Ce dispositif, toutefois, ne ferait pas disparaître à lui seul le tirage au sort, dans la mesure où le nombre de bacheliers généraux qui demandent en premier voeu les formations en tension excède fréquemment les capacités d’accueil de ces dernières et où les autres bacheliers, en particulier professionnels, les classent rarement en premier voeu. Ainsi, à Nantes et à Bordeaux, où 143 et 231 premiers voeux de candidats de terminale du secteur n’ont pas été satisfaits en L1 STAPS en 2015, le nombre de propositions faites à des bacheliers professionnels s’établit respectivement à 15 et à 18, et à 47 et 62 pour les bacheliers technologiques. À Lille 2, en revanche, où seulement 39 candidats ayant demandé STAPS en premier voeu n’ont pas été admis dans le parcours général, le tirage au sort a bénéficié à 26 bacheliers professionnels et 58 bacheliers technologiques. À Paris-sud, 70 premiers voeux ont été écartés (27 hors candidats n’ayant pas fait six voeux) et 53 bacheliers professionnels et technologiques admis. La situation dépend, on le voit, des établissements.
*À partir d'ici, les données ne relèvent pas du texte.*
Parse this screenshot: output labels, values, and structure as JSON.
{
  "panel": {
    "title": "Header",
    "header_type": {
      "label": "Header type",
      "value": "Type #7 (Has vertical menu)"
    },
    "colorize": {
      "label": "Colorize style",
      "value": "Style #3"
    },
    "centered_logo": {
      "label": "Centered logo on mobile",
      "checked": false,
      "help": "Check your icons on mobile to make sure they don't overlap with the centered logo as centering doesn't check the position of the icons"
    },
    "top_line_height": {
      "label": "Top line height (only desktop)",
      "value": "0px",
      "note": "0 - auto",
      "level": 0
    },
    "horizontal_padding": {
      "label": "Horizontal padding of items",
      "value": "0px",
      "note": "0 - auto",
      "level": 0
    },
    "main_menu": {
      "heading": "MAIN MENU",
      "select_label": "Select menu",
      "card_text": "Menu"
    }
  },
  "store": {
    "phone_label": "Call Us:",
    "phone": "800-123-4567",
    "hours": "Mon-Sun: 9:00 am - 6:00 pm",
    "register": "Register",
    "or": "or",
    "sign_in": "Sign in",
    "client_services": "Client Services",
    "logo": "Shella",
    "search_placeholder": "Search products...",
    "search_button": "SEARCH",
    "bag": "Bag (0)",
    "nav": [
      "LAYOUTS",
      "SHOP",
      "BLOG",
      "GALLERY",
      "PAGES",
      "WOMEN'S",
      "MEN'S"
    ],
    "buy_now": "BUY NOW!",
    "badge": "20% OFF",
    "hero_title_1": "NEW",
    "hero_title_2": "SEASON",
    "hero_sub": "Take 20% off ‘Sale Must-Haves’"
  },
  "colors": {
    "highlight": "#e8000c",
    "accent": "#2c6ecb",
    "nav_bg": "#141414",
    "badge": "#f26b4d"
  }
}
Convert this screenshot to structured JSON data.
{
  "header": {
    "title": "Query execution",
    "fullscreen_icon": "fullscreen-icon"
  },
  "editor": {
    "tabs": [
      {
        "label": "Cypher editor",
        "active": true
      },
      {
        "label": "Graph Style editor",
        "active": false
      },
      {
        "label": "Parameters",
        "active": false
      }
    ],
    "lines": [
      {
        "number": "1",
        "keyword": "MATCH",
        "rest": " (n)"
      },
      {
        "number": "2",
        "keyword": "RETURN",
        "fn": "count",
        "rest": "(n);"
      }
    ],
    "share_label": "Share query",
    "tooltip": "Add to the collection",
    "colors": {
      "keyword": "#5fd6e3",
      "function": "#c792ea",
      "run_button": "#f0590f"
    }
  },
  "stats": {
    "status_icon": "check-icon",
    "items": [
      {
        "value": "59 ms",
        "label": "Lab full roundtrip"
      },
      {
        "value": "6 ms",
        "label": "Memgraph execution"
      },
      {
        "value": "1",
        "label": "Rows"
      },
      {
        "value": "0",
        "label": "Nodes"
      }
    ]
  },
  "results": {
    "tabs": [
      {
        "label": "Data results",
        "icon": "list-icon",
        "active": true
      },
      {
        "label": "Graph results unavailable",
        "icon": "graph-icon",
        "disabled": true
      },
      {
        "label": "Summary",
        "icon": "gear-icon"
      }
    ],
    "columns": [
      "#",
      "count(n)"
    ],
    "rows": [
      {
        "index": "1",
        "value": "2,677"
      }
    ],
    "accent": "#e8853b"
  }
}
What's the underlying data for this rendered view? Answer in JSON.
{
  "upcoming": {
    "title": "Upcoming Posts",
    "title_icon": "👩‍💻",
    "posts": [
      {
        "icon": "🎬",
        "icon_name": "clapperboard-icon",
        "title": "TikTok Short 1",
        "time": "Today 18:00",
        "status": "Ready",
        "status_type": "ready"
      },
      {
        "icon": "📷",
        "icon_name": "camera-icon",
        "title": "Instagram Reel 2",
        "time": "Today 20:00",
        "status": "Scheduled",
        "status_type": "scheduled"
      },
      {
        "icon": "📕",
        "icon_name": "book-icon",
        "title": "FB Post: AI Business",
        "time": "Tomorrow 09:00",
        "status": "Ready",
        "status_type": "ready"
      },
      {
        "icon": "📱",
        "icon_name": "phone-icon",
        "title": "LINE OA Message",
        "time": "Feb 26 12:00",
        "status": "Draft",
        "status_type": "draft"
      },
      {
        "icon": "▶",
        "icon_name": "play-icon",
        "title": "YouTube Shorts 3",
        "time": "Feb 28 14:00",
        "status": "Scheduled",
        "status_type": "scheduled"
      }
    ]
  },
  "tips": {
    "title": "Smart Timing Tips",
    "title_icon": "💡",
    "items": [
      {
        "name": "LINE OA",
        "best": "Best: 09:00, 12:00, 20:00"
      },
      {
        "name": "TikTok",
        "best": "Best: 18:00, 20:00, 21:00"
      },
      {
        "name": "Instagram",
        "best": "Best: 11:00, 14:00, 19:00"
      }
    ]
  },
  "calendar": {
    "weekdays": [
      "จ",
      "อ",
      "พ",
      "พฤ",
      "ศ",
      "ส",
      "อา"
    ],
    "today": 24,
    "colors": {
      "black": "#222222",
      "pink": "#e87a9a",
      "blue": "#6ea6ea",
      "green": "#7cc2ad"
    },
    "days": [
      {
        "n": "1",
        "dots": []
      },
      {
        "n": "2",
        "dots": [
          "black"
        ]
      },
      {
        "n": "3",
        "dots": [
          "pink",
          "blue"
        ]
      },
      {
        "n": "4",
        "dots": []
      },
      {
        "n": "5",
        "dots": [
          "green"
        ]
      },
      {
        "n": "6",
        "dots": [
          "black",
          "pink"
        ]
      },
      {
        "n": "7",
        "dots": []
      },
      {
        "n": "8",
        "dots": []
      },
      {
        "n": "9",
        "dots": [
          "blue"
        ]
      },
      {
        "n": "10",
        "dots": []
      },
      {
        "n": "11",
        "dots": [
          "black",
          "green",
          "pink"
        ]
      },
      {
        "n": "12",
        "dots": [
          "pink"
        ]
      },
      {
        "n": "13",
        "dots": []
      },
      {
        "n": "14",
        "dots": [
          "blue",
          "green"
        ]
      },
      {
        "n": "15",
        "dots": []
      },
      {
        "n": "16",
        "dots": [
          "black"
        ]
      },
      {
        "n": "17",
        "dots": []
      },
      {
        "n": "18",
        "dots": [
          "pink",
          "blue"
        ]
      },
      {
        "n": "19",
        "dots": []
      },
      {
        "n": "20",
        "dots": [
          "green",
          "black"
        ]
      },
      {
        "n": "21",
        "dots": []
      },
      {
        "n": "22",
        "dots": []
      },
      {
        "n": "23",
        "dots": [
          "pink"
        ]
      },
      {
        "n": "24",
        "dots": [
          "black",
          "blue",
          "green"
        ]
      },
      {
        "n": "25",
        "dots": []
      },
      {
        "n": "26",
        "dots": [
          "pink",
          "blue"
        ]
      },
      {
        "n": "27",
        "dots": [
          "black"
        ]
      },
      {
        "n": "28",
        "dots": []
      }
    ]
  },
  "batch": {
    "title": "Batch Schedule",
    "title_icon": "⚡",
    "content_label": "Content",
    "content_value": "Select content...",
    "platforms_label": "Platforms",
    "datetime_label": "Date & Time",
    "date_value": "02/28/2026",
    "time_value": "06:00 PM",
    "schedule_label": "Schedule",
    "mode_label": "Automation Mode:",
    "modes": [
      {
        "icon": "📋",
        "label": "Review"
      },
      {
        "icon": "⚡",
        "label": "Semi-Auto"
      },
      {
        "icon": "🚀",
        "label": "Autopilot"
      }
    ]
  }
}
Il conviendrait ainsi de conjuguer l’accès sous condition des bacheliers professionnels et technologiques et la limitation du nombre d’étudiants autorisés à redoubler pour éviter de recourir au tirage au sort et mettre fin à « l’hypocrisie du système actuel ». On passerait ainsi d’une gestion des flux, égalitaire mais inéquitable, à un accompagnement personnalisé destiné à permettre aux futurs étudiants de trouver la solution de poursuite d’étude la mieux adaptée à leur projet, mais aussi à leur profil et à leur parcours antérieur.